Para exemplificar o que chamo de detalhes que fazem a diferença, trago presente a mesa que coordenei, “Encontro da tradição.” Dela fizeram parte: Adriano, o palhaço Biribinha (Teatro Biriba-SC); Geraldo Santos Passos, o palhaço Biriba (Circo-Teatro Biriba-SC); José Ricardo, o palhaço Bebé (Teatro do Bebé-RS); e Marcelo Benvenuto de Almeida, o palhaço Serelepe (Circo Teatro Serelepe/Teatro de Lona Serelepe-RS). Diferenças e semelhanças não faltam entre eles, apesar de afirmarem ser da mesma origem da “tradição”. Há nos discursos colocações que parecem ser todas iguais. Assim como os ditos “tradicionais” são às vezes olhados e analisados de fora, equivocadamente, como um todo homogêneo. Claro que alguns pontos se tocaram. Mas, cada um falou de sua singularidade na relação com o público, de suas metodologias de formação, do que significava para cada um fazer rir etc. Mesmo que todos tenham como marca o circo-teatro, relataram formas de chegadas e aprendizagens com certos detalhes que os diferenciam nas semelhanças e fazem com que suas histórias sejam singulares.
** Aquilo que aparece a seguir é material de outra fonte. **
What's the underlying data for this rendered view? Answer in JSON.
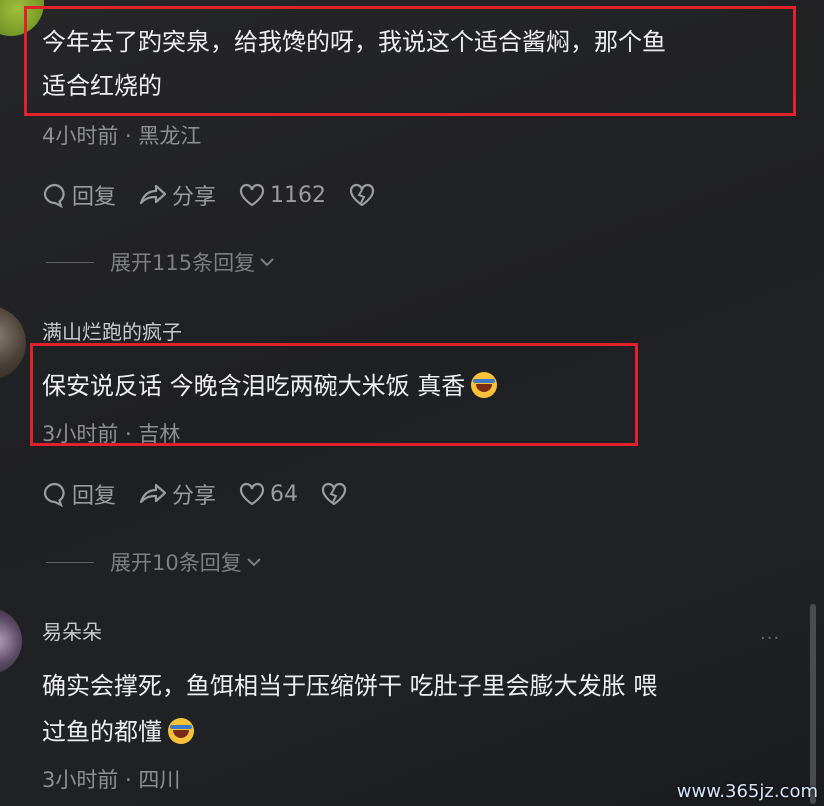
{
  "comments": [
    {
      "text_line1": "今年去了趵突泉，给我馋的呀，我说这个适合酱焖，那个鱼",
      "text_line2": "适合红烧的",
      "meta": "4小时前 · 黑龙江",
      "reply_label": "回复",
      "share_label": "分享",
      "like_count": "1162",
      "expand_label": "展开115条回复"
    },
    {
      "username": "满山烂跑的疯子",
      "text_line1": "保安说反话 今晚含泪吃两碗大米饭 真香",
      "meta": "3小时前 · 吉林",
      "reply_label": "回复",
      "share_label": "分享",
      "like_count": "64",
      "expand_label": "展开10条回复"
    },
    {
      "username": "易朵朵",
      "text_line1": "确实会撑死，鱼饵相当于压缩饼干 吃肚子里会膨大发胀 喂",
      "text_line2": "过鱼的都懂",
      "meta": "3小时前 · 四川"
    }
  ],
  "more_icon": "···",
  "watermark": "www.365jz.com",
  "colors": {
    "highlight_border": "#e1222c",
    "background": "#202226"
  }
}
Nesse mesmo encontro, mas não na mesa, havia outro artista, o palhaço Biribinha, Teófanes Silveira, também de origem circense tradicional e do circo-teatro, mas de uma região brasileira totalmente oposta àqueles da mesa, o Nordeste, e vivendo atualmente mais “fixamente” em Arapiraca, Alagoas. Quando relata seu processo de formação e aprendizagem, o modo como se relaciona com o público nordestino, nortista, sulista ou do Centro-Oeste, Biribinha demonstra possuir uma caixa de ferramentas com alguns elementos diferenciados da de seus parceiros do Sul, também tradicionais. Entre estes é interessante observar o modo como Teófanes reconstruiu-se profissionalmente, sempre a partir de um discurso do tradicional como artista, mas nas ruas e praças, não mais sob o toldo, elaborando novas formas de se relacionar com um público que não pagou para assistir e não fica sentado, é o pedestre, o transeunte. Teve que ressignificar e sofisticar toda sua caixa de ferramentas tradicional e transpô-la para a rua. (1) É a diversidade circense, mas também a artística de um modo geral que possibilita a percepção dos detalhes do que parece igual e é, no entanto, diferente.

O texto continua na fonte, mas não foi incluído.